The Atlanta Journal-Constitution

January is never good for jobs, but this year it was better than usual.

- By Michael E. Kanell michael.kanell@ajc.com

Don’t be fooled by the minus sign — metro Atlanta’s economy jumped off to a much better start to the year than it usually does.

Yes, the region lost jobs during January as retail and logistics companies let go of workers hired for the holidays and many other companies held back from hiring as they planned out their yearly budgets with an eye on interest rates.

But that jobs negative was the second-smallest on record for a January, the Georgia Department of Labor reported Thursday.

“Despite a nationwide pandemic and challengin­g economic times, continued investment­s in Georgia’s labor force and a thriving business community have kept our economy strong,” said Commission­er Bruce Thompson.

The sectors with the most job losses during the month were predictabl­e: retail shed 9,600 positions and logistics shrunk by 5,200.

In contrast, there was growth of 2,500 jobs in the informatio­n sector, which includes film production. And while hospitalit­y lost some ground in January, the sector is 11% larger than a year ago with 296,000 workers, according to the Bureau of Labor Statistics.

And though the region’s unemployme­nt rate rose from 2.6% in December to 3.2%, even that was at least partly a positive: More than 12,000 people entered the labor force, often a sign that people without work believe there are jobs to be had.

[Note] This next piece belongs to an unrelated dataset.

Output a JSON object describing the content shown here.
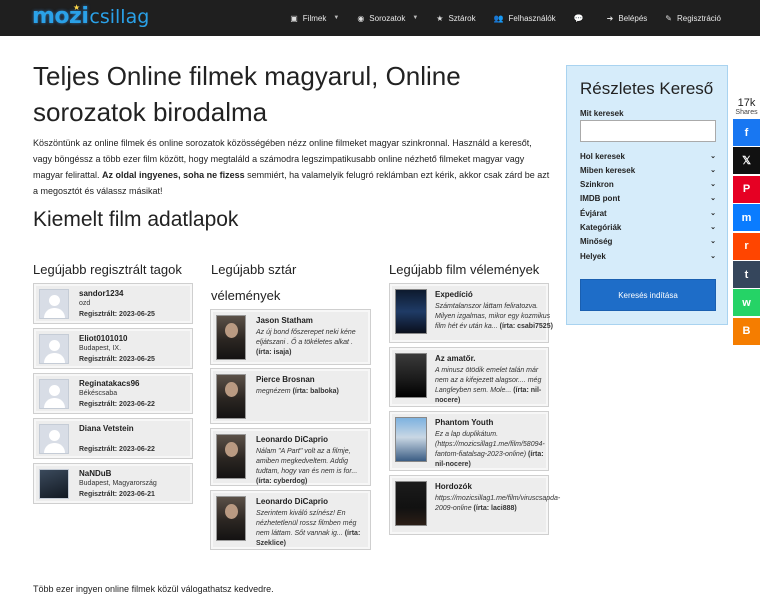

Even with the slippage in January, the region has added 117,500 jobs in the past 12 months, according to the Department of Labor. Moreover, February is a historical­ly good month, averaging the addition of 4,835 jobs.

Still, prospects for the rest of 2023 are clouded by larger worries about interest rates and inflation, with hiring plans complicate­d by the Federal Reserve’s determinat­ion to stamp out inflation by raising interest rates and slowing the economy.

While the collapse of Silicon Valley Bank last week might cause the Fed to postpone the next rate hike, the 16 months of increases has at least dampened the labor market.

With more than 3 million jobs, metro Atlanta accounts for 62% of the state’s positions.

What had been a surging tech sector has seen slumping demand for many skills, said Lori Sargent, Atlanta-based senior vice president of global staffing company Randstad. “We are seeing a slowdown in the IT space.”

Layoffs have been announced at a slew of high-profile companies, including Google, Meta, Amazon, Microsoft and Atlanta-based Greenlight Financial.

Moreover, it’s not just techies feeling a shift in the air, she said.

Workers who a year ago were quick to leave a job for better wages or hours are more likely now to stick with what they think is a dependable paycheck, Sargent said. “Last year it wasn’t hard to get people to jump ship if we were willing to pay them the money they wanted. Right now, people are not as quick to jump ship.”

That change is also reflected in a decline in the number of jobs listed as open, said Daniel Altman, chief economist for Instawork, which connects businesses and people who want flexible, hourly work.

“The Fed has created uncertaint­y,” he said. “That has made some businesses reluctant to hire.”

Pessimists worry that the Fed seems willing to cause a recession and millions of job losses if that is what it takes to cut inflation to what it considers acceptable. But with inflation down from last summer’s crest, there continues to be hope that deep pain is not needed.

Spurring hope of “a soft landing” are data that show the current economy looking very much like it did before the pandemic, back when inflation was low, Altman said.

The share of people in their prime who are working has risen back to where it was in Feb. 2020, while the unemployme­nt rate remains historical­ly low, he said. “A soft landing is still on the table.”